Un balzo a ritroso, nell’Italia dei primi anni ‘70, frastornata dagli effetti dirompenti del ‘68, impreparata ad affrontare le istanze di rinnovamento: nel malessere politico strisciante, con la crisi del centrosinistra, l’instabilità degli esecutivi, il ricorso alle elezioni anticipate. In un clima di forti pressioni demagogiche, di interessi corporativi, di opposti estremismi. È l’immagine del Paese che affiora dalla lettura dei commenti di allora di Giovanni Spadolini, nel suo “taccuino” quindicinale pubblicato su “Epoca” dal 1972 al 1976, raccolti in volume (Polistampa). Spadolini, lasciata la direzione di grandi quotidiani, è approdato al Senato, eletto nelle file del partito repubblicano di Ugo La Malfa, presiede la commissione istruzione di Palazzo Madama, fonda il Ministero per i Beni culturali nel governo Moro, tra il 1974 e il 1976.
Nei suoi brevi, penetranti bloc-notes, fra cronaca e storia, analisi attenta del quadro politico nazionale, sta la consapevolezza del pericoloso declino del Paese. A cominciare dalla dequalificazione della scuola superiore e dell’Università. «Nella scuola come nell’economia - denuncia nel maggio 1972 - si sta accentuando il distacco dall’Europa». Riforme occasionali e affrettate, strappate dal furore della piazza. «Tutto sotto la pressione di interessi corporativi, di coalizioni settoriali. Un esecutivo debole, sempre esposto ai ricatti e alle intimidazioni. E poche formule demagogiche, formule da platea, che non riescono a placare le giuste insofferenze dei giovani e aggravano le responsabilità e le fughe in avanti dei politici».

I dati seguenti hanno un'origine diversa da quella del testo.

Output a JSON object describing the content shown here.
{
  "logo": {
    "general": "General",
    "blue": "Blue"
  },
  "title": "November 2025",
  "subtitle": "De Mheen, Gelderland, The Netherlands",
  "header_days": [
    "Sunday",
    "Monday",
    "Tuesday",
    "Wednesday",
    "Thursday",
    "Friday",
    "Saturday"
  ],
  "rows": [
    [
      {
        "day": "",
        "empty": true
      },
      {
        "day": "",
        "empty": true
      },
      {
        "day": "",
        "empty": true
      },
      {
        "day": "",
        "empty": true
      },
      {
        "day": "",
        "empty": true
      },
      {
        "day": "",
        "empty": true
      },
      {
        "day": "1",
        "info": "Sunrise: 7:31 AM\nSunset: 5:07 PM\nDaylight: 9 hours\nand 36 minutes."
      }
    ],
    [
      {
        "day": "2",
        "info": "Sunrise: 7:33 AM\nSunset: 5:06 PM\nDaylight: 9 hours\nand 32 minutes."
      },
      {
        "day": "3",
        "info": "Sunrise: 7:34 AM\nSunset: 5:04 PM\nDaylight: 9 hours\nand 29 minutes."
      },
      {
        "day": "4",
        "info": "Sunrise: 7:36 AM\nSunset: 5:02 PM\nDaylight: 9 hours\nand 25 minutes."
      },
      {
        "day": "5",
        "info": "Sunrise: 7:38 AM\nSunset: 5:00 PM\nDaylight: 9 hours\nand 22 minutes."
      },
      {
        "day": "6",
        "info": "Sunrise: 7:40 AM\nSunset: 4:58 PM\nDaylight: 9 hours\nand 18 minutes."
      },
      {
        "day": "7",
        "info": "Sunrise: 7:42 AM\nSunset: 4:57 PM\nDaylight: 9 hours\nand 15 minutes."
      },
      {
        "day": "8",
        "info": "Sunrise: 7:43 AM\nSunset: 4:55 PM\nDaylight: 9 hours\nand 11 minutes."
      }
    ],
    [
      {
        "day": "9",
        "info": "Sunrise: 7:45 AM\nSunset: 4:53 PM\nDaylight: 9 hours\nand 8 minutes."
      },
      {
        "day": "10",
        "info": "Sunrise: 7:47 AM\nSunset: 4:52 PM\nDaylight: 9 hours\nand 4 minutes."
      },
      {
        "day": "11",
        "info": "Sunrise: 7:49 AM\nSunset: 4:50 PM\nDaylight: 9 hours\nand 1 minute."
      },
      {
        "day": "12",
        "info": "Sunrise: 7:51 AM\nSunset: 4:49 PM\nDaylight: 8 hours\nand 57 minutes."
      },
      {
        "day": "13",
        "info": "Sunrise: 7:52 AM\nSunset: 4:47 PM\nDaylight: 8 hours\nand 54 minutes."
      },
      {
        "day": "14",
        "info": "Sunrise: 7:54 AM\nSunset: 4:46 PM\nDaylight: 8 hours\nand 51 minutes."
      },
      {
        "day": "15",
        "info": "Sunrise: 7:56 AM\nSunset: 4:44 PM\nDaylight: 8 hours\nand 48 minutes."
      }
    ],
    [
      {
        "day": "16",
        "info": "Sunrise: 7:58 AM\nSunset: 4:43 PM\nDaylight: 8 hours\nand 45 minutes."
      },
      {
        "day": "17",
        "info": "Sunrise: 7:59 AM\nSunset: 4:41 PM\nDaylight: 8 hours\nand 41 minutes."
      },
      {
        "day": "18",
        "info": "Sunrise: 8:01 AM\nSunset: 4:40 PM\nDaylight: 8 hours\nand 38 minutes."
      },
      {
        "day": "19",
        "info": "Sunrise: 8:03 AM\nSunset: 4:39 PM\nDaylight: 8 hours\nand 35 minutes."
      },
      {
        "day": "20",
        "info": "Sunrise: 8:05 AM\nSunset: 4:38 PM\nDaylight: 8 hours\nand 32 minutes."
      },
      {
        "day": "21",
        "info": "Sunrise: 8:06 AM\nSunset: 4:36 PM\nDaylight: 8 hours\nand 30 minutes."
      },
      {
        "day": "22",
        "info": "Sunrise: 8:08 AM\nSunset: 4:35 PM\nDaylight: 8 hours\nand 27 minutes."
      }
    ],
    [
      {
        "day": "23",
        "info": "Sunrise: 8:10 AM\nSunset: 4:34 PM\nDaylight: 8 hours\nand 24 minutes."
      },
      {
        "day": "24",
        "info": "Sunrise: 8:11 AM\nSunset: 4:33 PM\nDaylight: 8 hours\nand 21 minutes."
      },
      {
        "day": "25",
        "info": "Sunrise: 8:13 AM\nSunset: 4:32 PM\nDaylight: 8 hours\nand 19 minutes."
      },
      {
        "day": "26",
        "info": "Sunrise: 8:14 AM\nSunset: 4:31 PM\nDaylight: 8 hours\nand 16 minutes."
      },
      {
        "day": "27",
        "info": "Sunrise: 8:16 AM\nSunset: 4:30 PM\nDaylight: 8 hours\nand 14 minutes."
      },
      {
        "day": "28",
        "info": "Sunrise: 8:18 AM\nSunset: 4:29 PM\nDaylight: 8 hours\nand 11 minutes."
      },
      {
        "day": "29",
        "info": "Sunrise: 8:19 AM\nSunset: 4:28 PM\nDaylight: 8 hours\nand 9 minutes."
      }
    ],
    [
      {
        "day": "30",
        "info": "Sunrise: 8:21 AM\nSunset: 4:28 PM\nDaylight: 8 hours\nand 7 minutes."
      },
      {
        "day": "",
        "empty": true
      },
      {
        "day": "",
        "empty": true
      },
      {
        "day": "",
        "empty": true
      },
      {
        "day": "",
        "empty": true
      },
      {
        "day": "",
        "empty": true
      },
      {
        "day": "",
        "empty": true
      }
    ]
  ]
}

Quanto alle università la liberalizzazione degli accessi senza adeguata programmazione avrebbe innestato un meccanismo perverso. «La “corsa” all’università è direttamente proporzionale allo sfacelo dei nostri atenei. Più si aggrava la crisi dei nostri ordinamenti, più si inceppa l’organismo della nostra scuola universitaria a tutti i livelli e più si moltiplica la disoccupazione intellettuale dei neo-laureati, con riflessi gravi sullo stesso equilibrio futuro della società italiana».
In economia si assiste alla corsa sfrenata alla finanza allegra. Un solo esempio. Il plauso in Senato delle opposizioni per l’approvazione di un emendamento alla legge sulle pensioni, il 3 agosto 1972, sull’abbassamento dei limiti di età, l’elevazione dei minimi e l’anticipo della decorrenza dei miglioramenti, l’aggancio a diverse medie retributive. «Le opposizioni hanno votato senza neppure conoscere l’entità delle somme che occorrevano - è il preoccupato commento di Spadolini - Comunisti e missini applaudivano a che cosa? Allo sfacelo dello Stato italiano; al trionfo della finanza allegra; alla vittoria della demagogia».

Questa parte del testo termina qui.